What are the most effective experimental designs for studying the compensatory mechanisms in IgA-deficient patients with gastrointestinal disorders?

Research into compensatory mechanisms in IgA-deficient patients requires careful experimental design:

  • IgM Transportation Assessment:

    • Develop methods to quantify IgM transportation from the mucosa into the intestinal lumen via the polymeric immunoglobulin receptor

    • Compare mucosal and luminal IgM levels between IgA-deficient patients and controls

  • Comparative Disease Incidence Analysis:

    • Design case-control studies to evaluate the incidence of giardiasis, celiac disease, nodular lymphoid hyperplasia, ulcerative colitis, Crohn's disease, and pernicious anemia in IgA-deficient populations

    • Compare with matched controls to determine relative risk

  • Modified Diagnostic Approaches:

    • Develop and validate alternative screening methods for celiac disease in IgA-deficient patients

    • Evaluate tissue transglutaminase IgG as a screening test (rather than IgA-based tests)

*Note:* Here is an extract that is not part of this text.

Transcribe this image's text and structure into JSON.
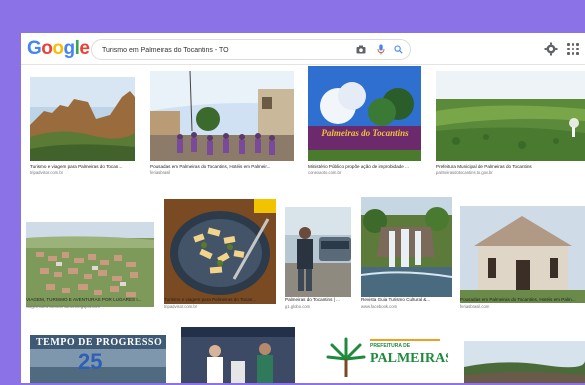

    • Compare diagnostic accuracy of different testing strategies

  • Treatment Response Studies:

    • Design controlled trials comparing treatment responses between IgA-deficient patients and those with normal IgA levels

    • Specifically assess response to gluten withdrawal in celiac disease with IgA deficiency versus CVID

  • Monitoring for Disease Progression:

    • Implement longitudinal cohort studies to monitor disease progression

    • Assess risk of progression from selective IgA deficiency to CVID

    • Develop biomarkers predictive of disease progression

These experimental approaches provide insights into how the immune system compensates for IgA deficiency and why some IgA-deficient individuals develop GI disorders while others remain asymptomatic.

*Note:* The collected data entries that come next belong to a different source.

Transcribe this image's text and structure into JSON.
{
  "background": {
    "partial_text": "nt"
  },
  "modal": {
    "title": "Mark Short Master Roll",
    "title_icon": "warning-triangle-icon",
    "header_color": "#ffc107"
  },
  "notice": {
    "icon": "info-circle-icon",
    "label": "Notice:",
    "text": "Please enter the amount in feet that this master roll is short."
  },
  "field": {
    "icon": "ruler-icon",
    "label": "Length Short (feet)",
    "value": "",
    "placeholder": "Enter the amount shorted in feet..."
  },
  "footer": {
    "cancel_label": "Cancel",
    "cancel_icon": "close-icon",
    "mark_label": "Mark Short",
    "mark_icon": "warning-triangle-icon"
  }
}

How can researchers accurately assess cross-reactivity between food antigens and self-tissues in autoimmune GI conditions?

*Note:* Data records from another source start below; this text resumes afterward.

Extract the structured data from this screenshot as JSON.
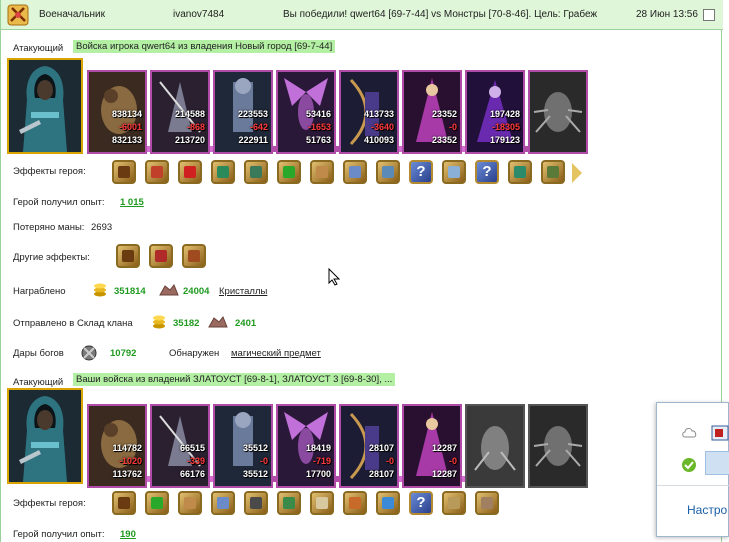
{
  "header": {
    "rank": "Военачальник",
    "player": "ivanov7484",
    "result": "Вы победили! qwert64 [69-7-44] vs Монстры [70-8-46]. Цель: Грабеж",
    "datetime": "28 Июн 13:56"
  },
  "battle1": {
    "attacker_label": "Атакующий",
    "attacker_text": "Войска игрока qwert64 из владения Новый город [69-7-44]",
    "units": [
      {
        "total": "838134",
        "lost": "-6001",
        "left": "832133"
      },
      {
        "total": "214588",
        "lost": "-868",
        "left": "213720"
      },
      {
        "total": "223553",
        "lost": "-642",
        "left": "222911"
      },
      {
        "total": "53416",
        "lost": "-1653",
        "left": "51763"
      },
      {
        "total": "413733",
        "lost": "-3640",
        "left": "410093"
      },
      {
        "total": "23352",
        "lost": "-0",
        "left": "23352"
      },
      {
        "total": "197428",
        "lost": "-18305",
        "left": "179123"
      }
    ],
    "effects_label": "Эффекты героя:",
    "exp_label": "Герой получил опыт:",
    "exp_value": "1 015",
    "mana_label": "Потеряно маны:",
    "mana_value": "2693",
    "other_label": "Другие эффекты:",
    "loot_label": "Награблено",
    "loot_gold": "351814",
    "loot_crystals": "24004",
    "loot_crystals_link": "Кристаллы",
    "sent_label": "Отправлено в Склад клана",
    "sent_gold": "35182",
    "sent_crystals": "2401",
    "gifts_label": "Дары богов",
    "gifts_value": "10792",
    "found_label": "Обнаружен",
    "found_link": "магический предмет"
  },
  "battle2": {
    "attacker_label": "Атакующий",
    "attacker_text": "Ваши войска из владений ЗЛАТОУСТ [69-8-1], ЗЛАТОУСТ 3 [69-8-30], ...",
    "units": [
      {
        "total": "114782",
        "lost": "-1020",
        "left": "113762"
      },
      {
        "total": "66515",
        "lost": "-339",
        "left": "66176"
      },
      {
        "total": "35512",
        "lost": "-0",
        "left": "35512"
      },
      {
        "total": "18419",
        "lost": "-719",
        "left": "17700"
      },
      {
        "total": "28107",
        "lost": "-0",
        "left": "28107"
      },
      {
        "total": "12287",
        "lost": "-0",
        "left": "12287"
      }
    ],
    "effects_label": "Эффекты героя:",
    "exp_label": "Герой получил опыт:",
    "exp_value": "190"
  },
  "popup": {
    "settings_text": "Настро"
  },
  "icons": {
    "unit_frame_color": "#b04ca8",
    "hero_frame_color": "#d9a400",
    "value_green": "#1f9a1f",
    "loss_red": "#ff3a3a",
    "header_bg": "#dff6d8",
    "highlight_bg": "#b4f0a4"
  }
}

Assessing cross-reactivity between food antigens and self-tissues requires sophisticated methodological approaches:

  • Epitope Homology Analysis:

    • Employ computational biology to identify sequence and structural similarities between food antigens (e.g., gliadin) and self-tissue components

    • Map specific epitopes that may be recognized by the same antibodies

  • Antibody Absorption Studies:

    • Pre-absorb patient sera with purified food antigens

    • Test remaining antibody binding to self-tissues

    • Quantify reduction in self-tissue binding following absorption

  • Monoclonal Antibody Cross-Reactivity Testing:

    • Generate monoclonal antibodies against specific food antigens

    • Test binding to self-tissues

    • Perform competitive inhibition assays to confirm specificity

  • T-Cell Response Correlation:

    • Assess both antibody cross-reactivity and T-cell responses to the same epitopes

    • Determine if molecular mimicry occurs at both B-cell and T-cell levels

  • In Vivo Models of Cross-Reactivity:

    • Develop animal models exposed to specific food antigens

    • Monitor development of autoantibodies and tissue damage

    • Test preventive strategies based on epitope-specific interventions

What methodological approaches best characterize the impact of treatment interventions on GI antibody profiles over time?

Characterizing treatment effects on GI antibody profiles requires rigorous longitudinal study designs:

This methodological framework enables researchers to assess whether antibody changes are causal or consequential to clinical improvement and to develop personalized treatment approaches based on individual antibody profiles.